Design/methodology/approach:
VOT data for word-initial /k/ were collected from 28 advanced Japanese-English bilinguals and a control group of 6 native English speakers. Participants produced cognate and non-cognate words in both Japanese (bilinguals only) and English using two tasks: picture naming and sentence reading.
Data and analysis:
A total of 2016 tokens from the bilinguals and 216 from the native speakers were acoustically analyzed.

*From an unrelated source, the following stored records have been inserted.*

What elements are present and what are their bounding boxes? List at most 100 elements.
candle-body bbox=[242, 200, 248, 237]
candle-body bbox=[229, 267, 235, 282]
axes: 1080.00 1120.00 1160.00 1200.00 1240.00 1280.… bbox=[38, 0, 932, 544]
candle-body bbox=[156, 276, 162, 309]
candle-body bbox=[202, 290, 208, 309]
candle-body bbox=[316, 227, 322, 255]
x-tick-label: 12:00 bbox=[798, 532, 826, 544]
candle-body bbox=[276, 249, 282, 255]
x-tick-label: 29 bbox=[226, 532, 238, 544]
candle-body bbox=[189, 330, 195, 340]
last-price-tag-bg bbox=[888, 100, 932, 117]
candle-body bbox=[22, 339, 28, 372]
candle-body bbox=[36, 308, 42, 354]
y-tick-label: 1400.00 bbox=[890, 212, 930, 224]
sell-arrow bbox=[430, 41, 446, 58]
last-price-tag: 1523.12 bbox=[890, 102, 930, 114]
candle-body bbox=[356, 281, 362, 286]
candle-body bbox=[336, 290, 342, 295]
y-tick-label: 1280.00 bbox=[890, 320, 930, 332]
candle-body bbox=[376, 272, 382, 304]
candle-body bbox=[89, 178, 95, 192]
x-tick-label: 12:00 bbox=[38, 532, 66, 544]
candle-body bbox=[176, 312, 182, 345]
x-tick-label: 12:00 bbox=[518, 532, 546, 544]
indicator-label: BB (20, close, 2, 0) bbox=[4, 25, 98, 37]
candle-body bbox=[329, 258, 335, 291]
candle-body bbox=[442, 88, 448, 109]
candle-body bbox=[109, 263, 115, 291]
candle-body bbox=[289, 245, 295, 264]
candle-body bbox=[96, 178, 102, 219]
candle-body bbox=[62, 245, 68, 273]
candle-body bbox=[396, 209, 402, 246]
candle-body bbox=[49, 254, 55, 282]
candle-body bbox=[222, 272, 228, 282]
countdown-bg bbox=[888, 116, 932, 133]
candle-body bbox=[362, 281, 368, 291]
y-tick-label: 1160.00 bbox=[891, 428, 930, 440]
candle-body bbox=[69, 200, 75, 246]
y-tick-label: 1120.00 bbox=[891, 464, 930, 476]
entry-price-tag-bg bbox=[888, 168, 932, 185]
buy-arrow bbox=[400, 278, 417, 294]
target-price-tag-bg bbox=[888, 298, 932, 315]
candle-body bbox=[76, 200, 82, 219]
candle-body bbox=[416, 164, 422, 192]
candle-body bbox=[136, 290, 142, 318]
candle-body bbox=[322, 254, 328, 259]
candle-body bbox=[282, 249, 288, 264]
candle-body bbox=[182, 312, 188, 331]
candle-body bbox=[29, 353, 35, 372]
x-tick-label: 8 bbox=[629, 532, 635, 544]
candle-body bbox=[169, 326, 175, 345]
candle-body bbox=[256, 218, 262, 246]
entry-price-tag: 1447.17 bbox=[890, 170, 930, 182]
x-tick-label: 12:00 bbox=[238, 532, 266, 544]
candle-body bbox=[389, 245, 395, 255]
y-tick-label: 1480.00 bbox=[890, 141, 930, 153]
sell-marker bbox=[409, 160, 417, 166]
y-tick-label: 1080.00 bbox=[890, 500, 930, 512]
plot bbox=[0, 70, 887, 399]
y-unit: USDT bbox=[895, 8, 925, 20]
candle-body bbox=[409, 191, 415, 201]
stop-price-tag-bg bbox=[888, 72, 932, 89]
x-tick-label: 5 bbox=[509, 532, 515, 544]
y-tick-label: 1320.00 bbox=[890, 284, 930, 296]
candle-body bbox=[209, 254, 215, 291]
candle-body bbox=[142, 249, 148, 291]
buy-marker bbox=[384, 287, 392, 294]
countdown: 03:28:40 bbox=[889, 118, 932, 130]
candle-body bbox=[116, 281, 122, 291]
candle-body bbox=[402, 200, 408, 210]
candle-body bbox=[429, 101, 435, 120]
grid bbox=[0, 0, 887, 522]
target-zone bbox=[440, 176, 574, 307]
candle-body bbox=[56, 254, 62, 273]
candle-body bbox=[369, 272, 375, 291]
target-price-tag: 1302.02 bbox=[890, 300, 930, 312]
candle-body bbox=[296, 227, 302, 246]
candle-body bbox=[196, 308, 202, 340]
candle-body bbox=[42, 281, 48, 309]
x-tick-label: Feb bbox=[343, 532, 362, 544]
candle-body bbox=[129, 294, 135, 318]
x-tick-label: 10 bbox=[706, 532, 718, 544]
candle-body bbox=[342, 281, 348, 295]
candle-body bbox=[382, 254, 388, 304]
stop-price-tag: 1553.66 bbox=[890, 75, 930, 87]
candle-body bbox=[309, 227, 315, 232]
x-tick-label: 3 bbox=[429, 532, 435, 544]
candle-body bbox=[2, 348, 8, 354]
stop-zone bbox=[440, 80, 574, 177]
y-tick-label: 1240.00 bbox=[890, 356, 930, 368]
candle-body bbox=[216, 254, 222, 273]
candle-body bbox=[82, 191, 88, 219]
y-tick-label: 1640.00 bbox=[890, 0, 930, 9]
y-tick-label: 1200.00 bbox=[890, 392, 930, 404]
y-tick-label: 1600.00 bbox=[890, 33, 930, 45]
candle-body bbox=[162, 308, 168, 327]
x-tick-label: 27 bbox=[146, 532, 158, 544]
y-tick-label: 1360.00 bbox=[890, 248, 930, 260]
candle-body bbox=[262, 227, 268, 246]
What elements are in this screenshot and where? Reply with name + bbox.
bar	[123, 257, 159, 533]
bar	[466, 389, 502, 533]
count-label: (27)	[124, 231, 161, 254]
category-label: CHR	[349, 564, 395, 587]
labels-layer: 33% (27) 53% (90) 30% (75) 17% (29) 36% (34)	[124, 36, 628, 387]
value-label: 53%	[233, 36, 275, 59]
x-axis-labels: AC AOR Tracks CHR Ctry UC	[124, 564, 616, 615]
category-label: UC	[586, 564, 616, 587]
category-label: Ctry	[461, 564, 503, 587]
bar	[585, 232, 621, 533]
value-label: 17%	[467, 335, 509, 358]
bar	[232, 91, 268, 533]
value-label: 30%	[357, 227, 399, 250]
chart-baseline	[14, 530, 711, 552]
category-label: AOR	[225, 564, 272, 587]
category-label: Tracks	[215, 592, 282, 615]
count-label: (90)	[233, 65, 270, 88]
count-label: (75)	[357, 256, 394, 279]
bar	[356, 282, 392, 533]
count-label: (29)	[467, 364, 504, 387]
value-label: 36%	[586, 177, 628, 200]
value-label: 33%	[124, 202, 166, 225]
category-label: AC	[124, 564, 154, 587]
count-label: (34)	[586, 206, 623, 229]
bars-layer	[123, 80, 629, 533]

Mean VOT values were submitted to a mixed-design ANOVA to compare the groups’ English productions and a repeated-measures ANOVA to analyze the bilinguals’ productions across both languages.
Findings/conclusions:
A significant three-way interaction between Language, Word Status, and Task Type was found for the bilinguals, indicating that the phonetic cognate effect is modulated by both the language context and task demands. Critically, bilinguals exhibited a significant cognate effect in their English productions (shorter VOTs for cognates), a pattern not found to be statistically significant in the native speaker group. Bilinguals’ English VOTs were also significantly shorter overall than those of the native speakers.
Originality:
This study is the first to investigate phonetic cognate effects in a language pair with differing orthographies (Japanese-English) while also comparing different production tasks and including a native-speaker baseline.
Significance/implications:
The results provide robust evidence for the continuous co-activation of a bilingual’s two languages during speech production. The findings are discussed within an exemplar-based model of bilingual phonology, highlighting the intricate interplay of lexical and phonetic factors in shaping bilingual speech.